Maximizing Output Power in p–n Junction Betavoltaic Batteries via Monte Carlo and Physics-Based Compact Model Cosimulation

Abstract

Betavoltaic nuclear batteries show promise as compact and enduring power sources for microelectromechanical systems (MEMS). Current theoretical calculations often overlook practical diode characteristics like surface recombination (S), bulk recombination within the space-charge region (R-SCR), series resistance ( $R_{s}$ ), and shunt resistance ( $R_{\text {sh}}$ ), resulting in significant discrepancies between theoretical predictions and experimental outcomes, with differences in $J_{\text {SC}}$ , $V_{\text {OC}}$ , or converter efficiency up to ten-fold. To address this, a practical diode model, integrating these practical characteristics, is developed via Monte Carlo and physics-based compact model cosimulation.
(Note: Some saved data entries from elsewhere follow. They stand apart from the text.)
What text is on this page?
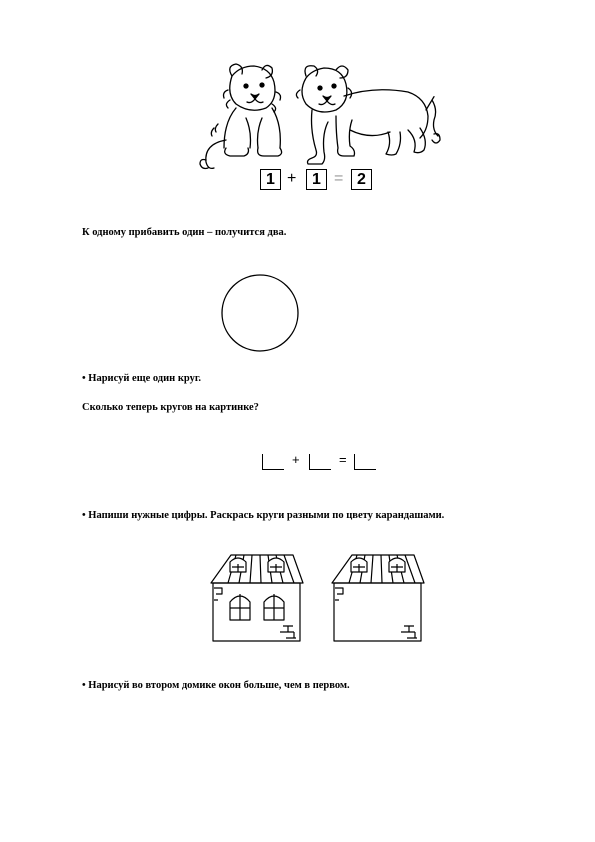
1 + 1 = 2
К одному прибавить один – получится два.
• Нарисуй еще один круг.
Сколько теперь кругов на картинке?
+	=
• Напиши нужные цифры. Раскрась круги разными по цвету карандашами.
• Нарисуй во втором домике окон больше, чем в первом.
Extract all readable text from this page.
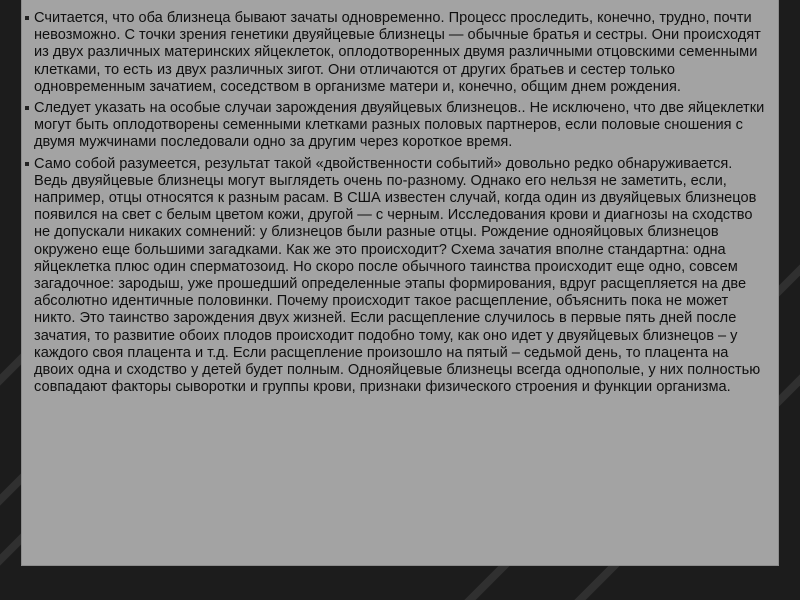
Считается, что оба близнеца бывают зачаты одновременно. Процесс проследить, конечно, трудно, почти невозможно. С точки зрения генетики двуяйцевые близнецы — обычные братья и сестры. Они происходят из двух различных материнских яйцеклеток, оплодотворенных двумя различными отцовскими семенными клетками, то есть из двух различных зигот. Они отличаются от других братьев и сестер только одновременным зачатием, соседством в организме матери и, конечно, общим днем рождения.

Следует указать на особые случаи зарождения двуяйцевых близнецов.. Не исключено, что две яйцеклетки могут быть оплодотворены семенными клетками разных половых партнеров, если половые сношения с двумя мужчинами последовали одно за другим через короткое время.

Само собой разумеется, результат такой «двойственности событий» довольно редко обнаруживается. Ведь двуяйцевые близнецы могут выглядеть очень по-разному. Однако его нельзя не заметить, если, например, отцы относятся к разным расам. В США известен случай, когда один из двуяйцевых близнецов появился на свет с белым цветом кожи, другой — с черным. Исследования крови и диагнозы на сходство не допускали никаких сомнений: у близнецов были разные отцы. Рождение однояйцовых близнецов окружено еще большими загадками. Как же это происходит? Схема зачатия вполне стандартна: одна яйцеклетка плюс один сперматозоид. Но скоро после обычного таинства происходит еще одно, совсем загадочное: зародыш, уже прошедший определенные этапы формирования, вдруг расщепляется на две абсолютно идентичные половинки. Почему происходит такое расщепление, объяснить пока не может никто. Это таинство зарождения двух жизней. Если расщепление случилось в первые пять дней после зачатия, то развитие обоих плодов происходит подобно тому, как оно идет у двуяйцевых близнецов – у каждого своя плацента и т.д. Если расщепление произошло на пятый – седьмой день, то плацента на двоих одна и сходство у детей будет полным. Однояйцевые близнецы всегда однополые, у них полностью совпадают факторы сыворотки и группы крови, признаки физического строения и функции организма.
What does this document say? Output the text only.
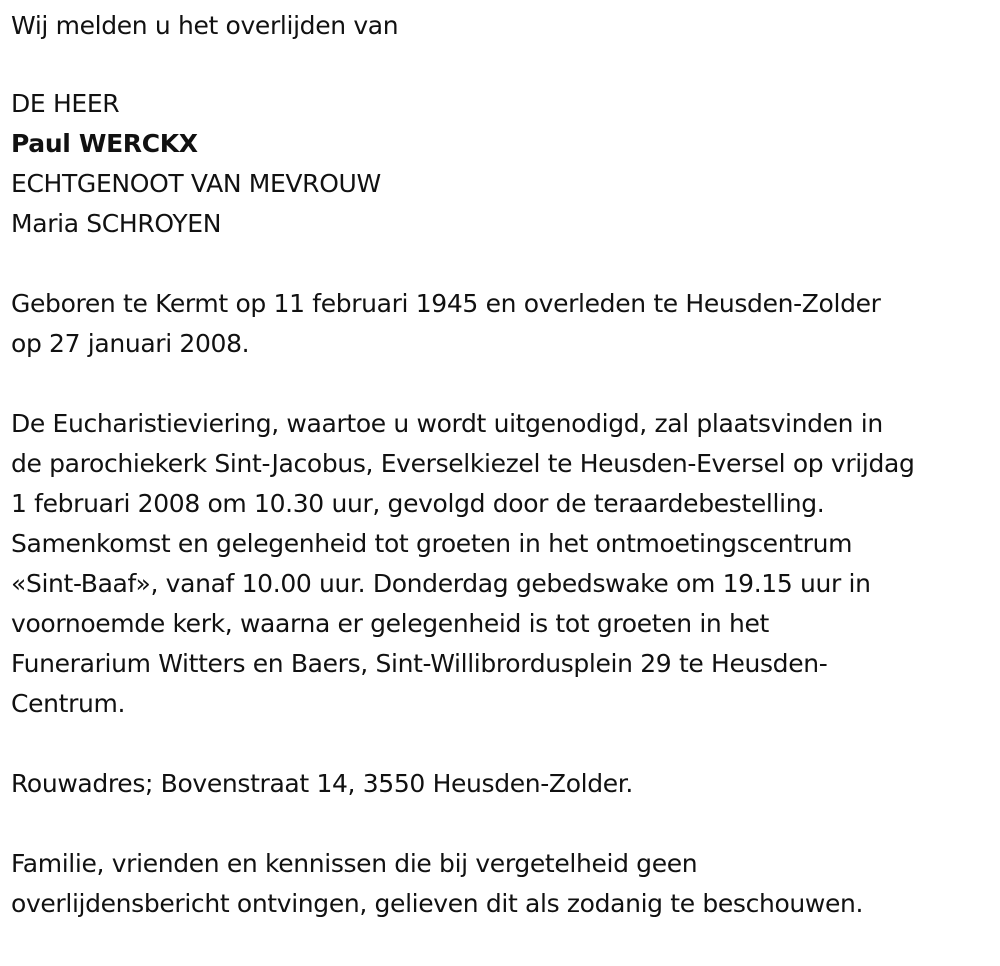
Wij melden u het overlijden van
DE HEER
Paul WERCKX
ECHTGENOOT VAN MEVROUW
Maria SCHROYEN
Geboren te Kermt op 11 februari 1945 en overleden te Heusden-Zolder
op 27 januari 2008.
De Eucharistieviering, waartoe u wordt uitgenodigd, zal plaatsvinden in
de parochiekerk Sint-Jacobus, Everselkiezel te Heusden-Eversel op vrijdag
1 februari 2008 om 10.30 uur, gevolgd door de teraardebestelling.
Samenkomst en gelegenheid tot groeten in het ontmoetingscentrum
«Sint-Baaf», vanaf 10.00 uur. Donderdag gebedswake om 19.15 uur in
voornoemde kerk, waarna er gelegenheid is tot groeten in het
Funerarium Witters en Baers, Sint-Willibrordusplein 29 te Heusden-
Centrum.
Rouwadres; Bovenstraat 14, 3550 Heusden-Zolder.
Familie, vrienden en kennissen die bij vergetelheid geen
overlijdensbericht ontvingen, gelieven dit als zodanig te beschouwen.
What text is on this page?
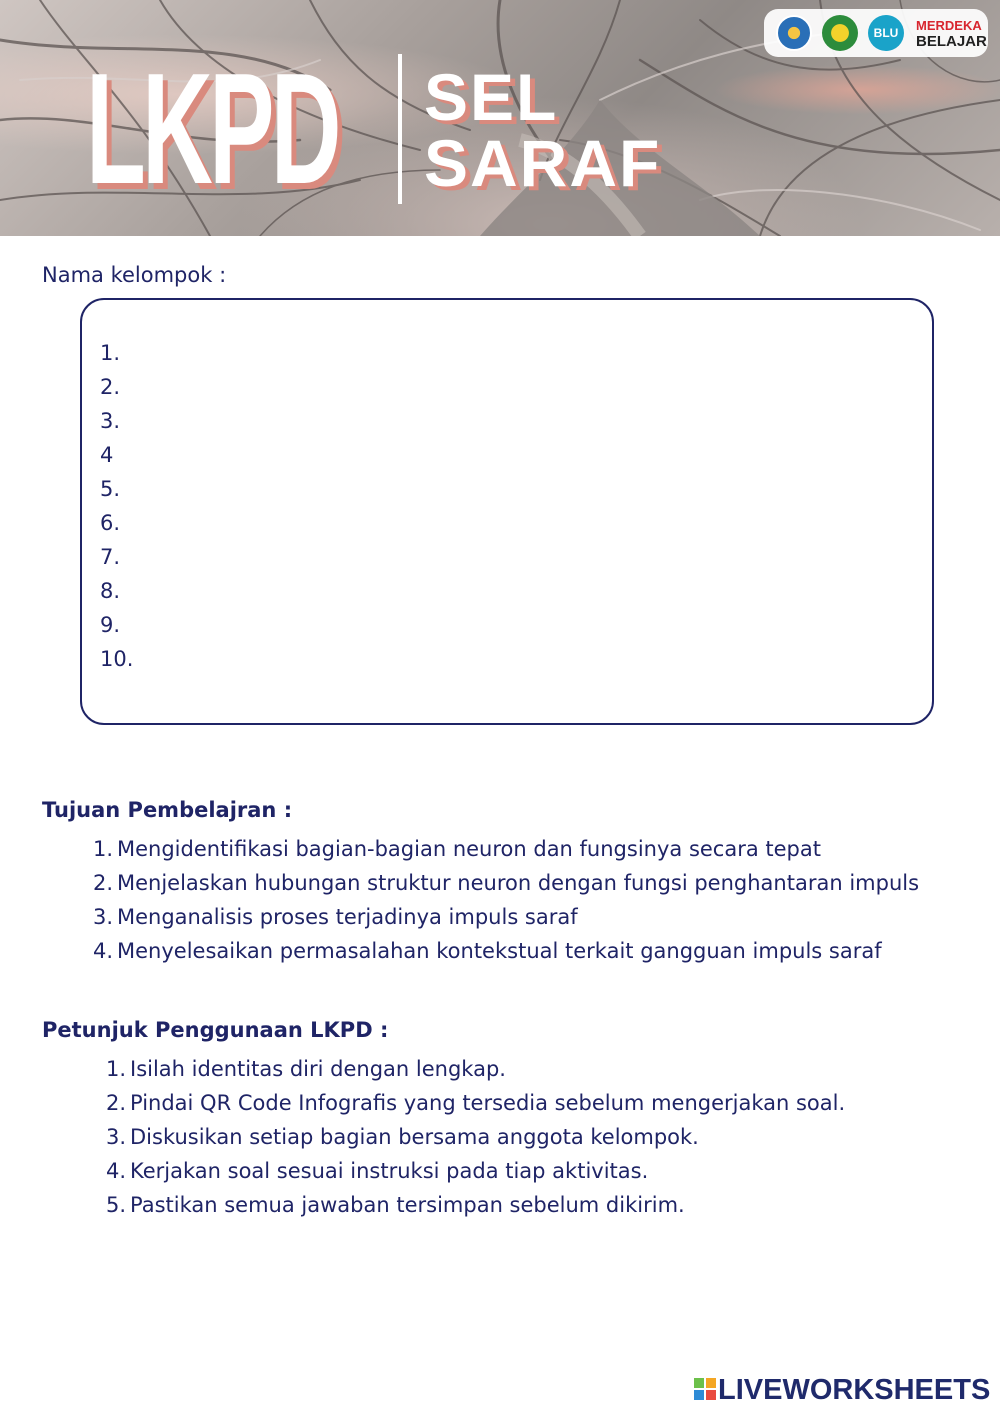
LKPD SEL
SARAF
BLU	MERDEKA
BELAJAR
Nama kelompok :
1.
2.
3.
4
5.
6.
7.
8.
9.
10.
Tujuan Pembelajran :
1. Mengidentifikasi bagian-bagian neuron dan fungsinya secara tepat
2. Menjelaskan hubungan struktur neuron dengan fungsi penghantaran impuls
3. Menganalisis proses terjadinya impuls saraf
4. Menyelesaikan permasalahan kontekstual terkait gangguan impuls saraf
Petunjuk Penggunaan LKPD :
1. Isilah identitas diri dengan lengkap.
2. Pindai QR Code Infografis yang tersedia sebelum mengerjakan soal.
3. Diskusikan setiap bagian bersama anggota kelompok.
4. Kerjakan soal sesuai instruksi pada tiap aktivitas.
5. Pastikan semua jawaban tersimpan sebelum dikirim.
LIVEWORKSHEETS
We quantitatively analyze the differential impacts and synergistic effects of these practical characteristics on $J_{\text {SC}}$ , $V_{\text {OC}}$ , FF, and $P_{\text {out}}$ , highlighting the detrimental effects of S, R-SCR, and $R_{s}$ , while emphasizing the beneficial role of $R_{\text {sh}}$ . Further analysis of the degree of influence of S, $R_{s}$ , and $R_{\text {sh}}$ on output power reveals a priority ranking order of $R_{s}$ , S, and $R_{\text {sh}}$ for Si-based batteries, and S, $R_{\text {sh}}$ , and $R_{s}$ for SiC-based batteries. This approach effectively bridges the theoretical–experimental gap, evidenced by J–V curves closely matching tested batteries and minute relative errors of −0.8% to 0.6% between $P_{\text {out}}$ values and their tested counterparts, emphasizing its accuracy in predictions. We predict output performance across material qualities, obtaining achievable powers of 16.82 and $73.90~{\mathrm {nW/cm^{2}}}$ for planar Si- and SiC-based batteries, and evaluate the quality levels of current batteries. Furthermore, our model can forecast the performance of 3-D batteries by incorporating an extended electron–hole pair (EHP) generation rate model into 3-D structures, achieving $28~\mu $ W/cm3 for the ${}^{63}$ Ni–Si-based multilayer battery, surpassing planar silicon and suitable for MEMS applications.